[HN Gopher] Zero or Sign Extend
___________________________________________________________________
Zero or Sign Extend
Author : todsacerdoti
Score : 101 points
Date : 2024-10-24 00:48 UTC (22 hours ago)
(HTM) web link (fgiesen.wordpress.com)
(TXT) w3m dump (fgiesen.wordpress.com)
| eqvinox wrote:
| > ... this explicitly relies on shifting something into the sign
| bit, which depending on the exact flavor of language standard
| you're using is either not allowed or at best fairly recently ..
|
| An unsigned has no sign bit, so the left shift just needs to be
| unsigned to make it "technically correct".
|
| (Remember to not use smaller than int types though, due to
| integer promotion issues)
| fluoridation wrote:
| Yup. When you're twiddling bits you're better off using
| unsigned types in general anyway, and leaving converting to a
| signed type at the very end.
| jchw wrote:
| Of course doing the undefined thing works on almost any platform
| except DS9k, but that last formulation is quite elegant. It's a
| bit like byteswapping in that it's fairly simple to do but it's
| even simpler to _not_ do by just never relying on the machine
| endianness.
| Sesse__ wrote:
| Also shifts, especially variable-length shifts, are frequently
| slower than xor and add/sub (e.g., on x86, shl only works with
| cl and shlx has high latency), so that's another score for the
| xor variant.
| CalChris wrote:
| Maybe for _variable_ variable-length shifts but for
| _constant_ variable-length shifts, _SHL reg, imm8_ is single
| cycle on recent x86_64 microarchitectures.
| Sesse__ wrote:
| But xor and sub can go in way more ports, giving you higher
| throughput.
| dzaima wrote:
| "way more" is 2 vs 4 ports (-5 for >=alderlake); 1/cycle
| via shifts is probably good enough for most use-cases
| (though perhaps the more focused port pressure could be
| an issue with larger context).
|
| And with hard-coded immediates xor+sub also ends up at
| twice the code size as shl+shr, so there's some trade-
| off. (but yeah if code size isn't a concern, xor+sub wins
| out)
| Neywiny wrote:
| This is the perfect spot to use a bitfield.

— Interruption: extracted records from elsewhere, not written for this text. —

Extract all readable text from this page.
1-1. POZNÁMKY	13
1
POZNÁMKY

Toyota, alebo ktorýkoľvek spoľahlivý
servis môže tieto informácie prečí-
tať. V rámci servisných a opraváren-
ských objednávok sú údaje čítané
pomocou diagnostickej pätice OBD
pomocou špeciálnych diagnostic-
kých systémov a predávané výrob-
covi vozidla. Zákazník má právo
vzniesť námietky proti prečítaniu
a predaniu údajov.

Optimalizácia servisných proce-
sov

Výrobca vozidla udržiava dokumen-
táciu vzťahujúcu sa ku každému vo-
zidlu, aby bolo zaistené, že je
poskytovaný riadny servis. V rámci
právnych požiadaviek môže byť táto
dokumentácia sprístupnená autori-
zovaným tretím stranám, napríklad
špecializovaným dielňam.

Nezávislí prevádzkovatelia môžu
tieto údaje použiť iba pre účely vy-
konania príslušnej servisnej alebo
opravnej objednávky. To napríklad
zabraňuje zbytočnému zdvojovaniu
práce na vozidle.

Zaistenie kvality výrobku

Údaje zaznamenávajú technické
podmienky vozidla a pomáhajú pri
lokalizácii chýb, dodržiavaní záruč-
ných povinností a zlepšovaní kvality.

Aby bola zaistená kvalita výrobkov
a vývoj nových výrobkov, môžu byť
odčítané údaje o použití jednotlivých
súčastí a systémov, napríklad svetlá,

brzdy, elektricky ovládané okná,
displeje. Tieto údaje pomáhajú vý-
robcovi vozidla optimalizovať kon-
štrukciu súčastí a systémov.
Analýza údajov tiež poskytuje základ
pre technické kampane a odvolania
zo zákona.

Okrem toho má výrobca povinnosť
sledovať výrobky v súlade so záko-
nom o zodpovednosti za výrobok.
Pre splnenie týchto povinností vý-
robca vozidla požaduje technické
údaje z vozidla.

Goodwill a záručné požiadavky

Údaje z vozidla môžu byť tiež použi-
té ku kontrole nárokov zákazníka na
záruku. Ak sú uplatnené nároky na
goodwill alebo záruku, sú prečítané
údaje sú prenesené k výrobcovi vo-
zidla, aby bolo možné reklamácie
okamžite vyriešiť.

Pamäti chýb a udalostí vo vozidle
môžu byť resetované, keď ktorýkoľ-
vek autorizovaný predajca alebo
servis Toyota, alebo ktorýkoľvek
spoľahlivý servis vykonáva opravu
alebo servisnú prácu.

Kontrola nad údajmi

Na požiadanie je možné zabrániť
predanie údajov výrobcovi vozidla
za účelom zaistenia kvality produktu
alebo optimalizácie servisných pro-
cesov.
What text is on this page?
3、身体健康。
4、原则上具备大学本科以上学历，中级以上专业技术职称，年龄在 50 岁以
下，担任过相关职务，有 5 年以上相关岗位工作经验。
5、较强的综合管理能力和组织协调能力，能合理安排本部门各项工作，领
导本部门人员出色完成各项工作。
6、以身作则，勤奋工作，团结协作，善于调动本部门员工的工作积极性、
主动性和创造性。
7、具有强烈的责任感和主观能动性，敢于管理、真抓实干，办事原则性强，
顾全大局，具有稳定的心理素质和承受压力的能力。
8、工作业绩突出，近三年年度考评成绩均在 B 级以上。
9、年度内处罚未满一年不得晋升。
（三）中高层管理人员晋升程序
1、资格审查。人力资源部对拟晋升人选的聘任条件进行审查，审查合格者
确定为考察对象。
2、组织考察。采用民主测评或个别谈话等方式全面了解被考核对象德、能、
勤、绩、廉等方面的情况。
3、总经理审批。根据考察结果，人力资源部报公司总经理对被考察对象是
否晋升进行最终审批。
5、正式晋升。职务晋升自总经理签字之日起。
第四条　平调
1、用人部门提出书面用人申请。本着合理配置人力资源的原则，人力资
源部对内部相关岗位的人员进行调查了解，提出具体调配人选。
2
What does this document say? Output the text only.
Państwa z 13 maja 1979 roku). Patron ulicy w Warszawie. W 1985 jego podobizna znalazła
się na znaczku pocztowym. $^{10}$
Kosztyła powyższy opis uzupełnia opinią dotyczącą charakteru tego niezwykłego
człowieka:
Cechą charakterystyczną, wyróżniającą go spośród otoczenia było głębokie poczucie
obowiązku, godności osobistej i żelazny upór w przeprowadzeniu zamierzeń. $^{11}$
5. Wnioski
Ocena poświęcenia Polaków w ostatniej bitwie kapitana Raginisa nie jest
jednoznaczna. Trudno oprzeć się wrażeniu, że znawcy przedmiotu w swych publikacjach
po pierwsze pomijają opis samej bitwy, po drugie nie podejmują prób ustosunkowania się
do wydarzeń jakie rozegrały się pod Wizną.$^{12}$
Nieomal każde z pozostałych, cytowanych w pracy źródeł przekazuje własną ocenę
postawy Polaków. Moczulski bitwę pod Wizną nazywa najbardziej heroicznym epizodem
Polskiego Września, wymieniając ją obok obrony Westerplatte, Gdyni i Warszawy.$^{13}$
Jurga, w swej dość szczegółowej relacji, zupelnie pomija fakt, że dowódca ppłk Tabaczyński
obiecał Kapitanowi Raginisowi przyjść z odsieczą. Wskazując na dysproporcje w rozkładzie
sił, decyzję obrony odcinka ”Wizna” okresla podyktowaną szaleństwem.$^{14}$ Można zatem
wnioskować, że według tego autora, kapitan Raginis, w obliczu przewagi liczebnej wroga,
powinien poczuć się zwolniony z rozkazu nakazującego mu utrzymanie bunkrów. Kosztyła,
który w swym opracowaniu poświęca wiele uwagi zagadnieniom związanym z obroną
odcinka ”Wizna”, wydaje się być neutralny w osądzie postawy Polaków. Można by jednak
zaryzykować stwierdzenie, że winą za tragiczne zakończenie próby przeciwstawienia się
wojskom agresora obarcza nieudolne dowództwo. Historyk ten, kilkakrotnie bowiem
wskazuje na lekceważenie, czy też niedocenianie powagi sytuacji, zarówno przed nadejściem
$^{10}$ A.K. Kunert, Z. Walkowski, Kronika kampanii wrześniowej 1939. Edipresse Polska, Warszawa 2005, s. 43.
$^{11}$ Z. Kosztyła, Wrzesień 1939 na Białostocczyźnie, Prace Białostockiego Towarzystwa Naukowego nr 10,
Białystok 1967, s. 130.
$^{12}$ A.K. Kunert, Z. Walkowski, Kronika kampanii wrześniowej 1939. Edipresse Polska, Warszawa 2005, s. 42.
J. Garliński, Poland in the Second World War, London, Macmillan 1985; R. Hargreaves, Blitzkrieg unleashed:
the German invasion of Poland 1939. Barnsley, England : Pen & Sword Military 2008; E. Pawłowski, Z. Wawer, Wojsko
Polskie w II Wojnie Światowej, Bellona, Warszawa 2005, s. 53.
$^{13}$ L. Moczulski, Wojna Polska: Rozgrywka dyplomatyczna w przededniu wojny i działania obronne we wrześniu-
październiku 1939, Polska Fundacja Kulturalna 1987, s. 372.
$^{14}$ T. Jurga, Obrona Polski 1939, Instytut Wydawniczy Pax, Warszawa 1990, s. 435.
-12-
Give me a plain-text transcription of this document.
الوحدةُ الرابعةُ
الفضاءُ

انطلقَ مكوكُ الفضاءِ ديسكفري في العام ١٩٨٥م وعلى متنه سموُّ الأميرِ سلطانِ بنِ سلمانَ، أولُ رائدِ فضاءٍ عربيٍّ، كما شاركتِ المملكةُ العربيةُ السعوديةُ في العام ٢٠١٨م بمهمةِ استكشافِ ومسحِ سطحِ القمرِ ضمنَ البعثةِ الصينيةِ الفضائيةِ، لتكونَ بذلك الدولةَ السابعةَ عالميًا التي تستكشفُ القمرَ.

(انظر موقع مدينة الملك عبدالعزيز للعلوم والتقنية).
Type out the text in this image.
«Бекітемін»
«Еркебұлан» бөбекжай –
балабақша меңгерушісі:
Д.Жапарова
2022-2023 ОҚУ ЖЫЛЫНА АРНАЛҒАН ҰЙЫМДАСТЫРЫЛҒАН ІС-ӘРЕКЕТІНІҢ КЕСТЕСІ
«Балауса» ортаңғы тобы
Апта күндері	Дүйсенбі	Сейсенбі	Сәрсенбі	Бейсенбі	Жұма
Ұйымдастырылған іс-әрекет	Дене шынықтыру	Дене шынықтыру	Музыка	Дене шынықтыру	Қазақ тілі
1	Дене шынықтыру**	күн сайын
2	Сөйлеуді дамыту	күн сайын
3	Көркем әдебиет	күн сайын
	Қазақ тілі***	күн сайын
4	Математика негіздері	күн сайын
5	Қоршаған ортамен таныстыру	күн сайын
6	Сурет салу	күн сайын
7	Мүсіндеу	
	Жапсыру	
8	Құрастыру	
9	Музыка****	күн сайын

You can tell it
| signed or unsigned, and the compiler will deal with it all and
| optimize. No bit ops to get wrong or maintain. Very readable and
| scalable.
| edflsafoiewq wrote:
| But the width and signedness of a bitfield are defined at
| compile-time, while in this example they need to come from a
| format read at runtime.
| cryptonector wrote:
| So? The author knows a priori the size of the int on the
| wire.
| almostgotcaught wrote:
| > the compiler
|
| I love when people say this as if there's exactly one compiler
| with a fixed implementation for whatever opt pass.
| AlotOfReading wrote:
| That's not how this phrase is used. It usually encompasses
| any reasonably advanced compiler like clang, GCC, and
| sometimes MSVC.
| Joker_vD wrote:
| But not including any of the slightly broken C compilers
| that the embedded hardware manufacturers provide (also, ICC
| neither)?
| AlotOfReading wrote:
| I'm just providing examples, not excluding everything
| unmentioned.
| adgjlsfhk1 wrote:
| as of a few years ago, ICC is just LLVM with some tweaked
| settings
| monocasa wrote:
| Endianness of bit fields changes with arch. Ie. Is the first
| bit field member the most or least significant bit range of the
| associated word.
| cryptonector wrote:
| Yes, first you have to swab, if you have to swab.
| epcoa wrote:
| Not in C or C++, at least, the bit and byte order is not
| defined.
| gpderetta wrote:
| At least GCC was very conservative in dealing with bitfields
| and, last time I bothered to check, generated suboptimal code.
| IshKebab wrote:
| Eh the author's suggestions only seem better because C++ is
| insane.
|
| The last one is definitely nice though!
| vlovich123 wrote:
| Can you post examples in other languages where this would be
| easier?
| IshKebab wrote:
| Sure, in Rust: fn sign_extend_u11(x: u32) ->
| u32 { (((x as i32) << (32-11)) >> (32-11)) as u32
| }
|
| Doesn't have any of the C++ issues he mentions. And it will
| be faster than the alternative since it's just two
| instructions. (Ok this is never going to matter in practice
| but still...)
___________________________________________________________________
(page generated 2024-10-24 23:01 UTC)